The proverbial stars are finally aligning for universal broadband in the Eastern Upper Peninsula. That’s the assessment of EUP Intermediate School District Superintendent Angie McArthur. She helps steer the EUPConnect Collaborative, whose goal is to provide broadband internet access to every 911 address in her district’s three-county area.
Eventually, miles of fiberoptic cable will carry access to every home in the region, as well as schools, libraries, hospitals and public agencies, can readily connect to a data network with industry-standard speeds of up to 1 Gbps.
That speed would support practical benefits like telemedicine, not to mention the ability to work remotely anywhere in the world either as an employee or entrepreneur. But it’s the educational needs of remote families that resonates most with McArthur.
“Our district covers 4,000 square miles and has 6,400 kids,” said McArthur. “Ten percent of them have no connectivity at home. Another 39% have less than adequate connection through spotty cell coverage or by dial-up through phone lines.”
Only one of every two students connects at a level the rest of the country takes for granted. And connecting doesn’t just mean access to video games or web surfing.
“During COVID lockdown these students couldn’t attend class or work remotely,” said McArthur. “Our district set up Wi-Fi hotspots at township halls just so kids could submit their homework.”
But the pandemic and its laying bare network shortfalls has a silver lining. Millions of federal COVID recovery dollars are flowing into the region through ARPA, the American Rescue Plan Act. Allocations are going to cities, counties, townships, and schools. McArthur is trying to get all of them to kick in three percent of their relief grants into supporting the broadband effort.
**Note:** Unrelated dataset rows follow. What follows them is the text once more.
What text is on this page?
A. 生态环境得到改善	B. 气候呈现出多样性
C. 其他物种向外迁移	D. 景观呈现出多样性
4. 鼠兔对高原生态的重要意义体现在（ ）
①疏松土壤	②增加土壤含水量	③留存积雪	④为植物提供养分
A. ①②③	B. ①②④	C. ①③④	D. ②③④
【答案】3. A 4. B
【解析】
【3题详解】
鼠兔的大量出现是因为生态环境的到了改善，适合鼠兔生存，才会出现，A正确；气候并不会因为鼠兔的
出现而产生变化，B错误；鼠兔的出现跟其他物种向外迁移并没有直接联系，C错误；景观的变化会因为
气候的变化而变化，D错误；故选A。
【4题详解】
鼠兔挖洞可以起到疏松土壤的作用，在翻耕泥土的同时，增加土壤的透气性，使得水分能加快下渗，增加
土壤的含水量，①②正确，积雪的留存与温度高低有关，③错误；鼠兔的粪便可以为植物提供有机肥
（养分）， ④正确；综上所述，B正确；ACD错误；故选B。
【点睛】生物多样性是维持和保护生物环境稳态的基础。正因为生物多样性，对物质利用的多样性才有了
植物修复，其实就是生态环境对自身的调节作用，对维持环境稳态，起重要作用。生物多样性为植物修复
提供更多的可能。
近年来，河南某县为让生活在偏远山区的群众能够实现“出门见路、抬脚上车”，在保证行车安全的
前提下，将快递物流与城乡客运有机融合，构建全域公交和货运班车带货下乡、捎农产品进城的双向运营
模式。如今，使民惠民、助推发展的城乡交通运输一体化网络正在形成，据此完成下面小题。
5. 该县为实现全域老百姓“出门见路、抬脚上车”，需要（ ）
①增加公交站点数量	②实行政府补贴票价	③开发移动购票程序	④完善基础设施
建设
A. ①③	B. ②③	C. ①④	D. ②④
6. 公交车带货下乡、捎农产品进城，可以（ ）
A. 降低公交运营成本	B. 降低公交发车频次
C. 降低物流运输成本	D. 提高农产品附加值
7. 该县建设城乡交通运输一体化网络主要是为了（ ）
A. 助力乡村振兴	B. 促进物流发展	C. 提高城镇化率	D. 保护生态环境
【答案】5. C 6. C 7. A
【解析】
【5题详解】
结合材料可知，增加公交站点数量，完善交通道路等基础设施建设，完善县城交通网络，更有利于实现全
“Every school in the EUP has committed three percent of their ARPA funds,” she says. “Out of 39 townships in our district, 23 have agreed to contribute at that level. At the county level, Mackinac is on board with Chippewa and Luce have not joined.”
The governor’s office recently announced that MERIT – a technology consortium between Michigan’s public universities – was channeling a $3 million grant from the US department of commerce into the EUP broadband effort.
This comes on the heels of last year’s $37 million Federal Communications Commission grant brought in through the coordinated efforts of the Sault Ste. Marie and Michigan economic development corporations.
“Our task is to layer these money sources into a common pot that funds the broadband goal,” McArthur said. “We have concentric circles that radiate from schools to cities and townships, until it covers our region.”
The same goes for the project’s technical aspects. McArthur is redirecting her district’s technology director into half-time on the broadband project. Jason Kronemeyer will make sure that standards for equipment and software are applied for seamless connectivity. He will also be a universal resource between consultants, contractors, and local IT experts. Finally, he work with vendors who will connect families to broadband, from suburban Sault Ste. Marie to the remote reaches of Drummond Island.
“This is a lot like rural electrification programs that brought electricity to all, or building the nation’s interstate highway system,” said McArthur.
We’ve spent the last 20 years talking about an information superhighway. A full helping of universal, high-speed access for the Eastern UP gets ever closer this summer.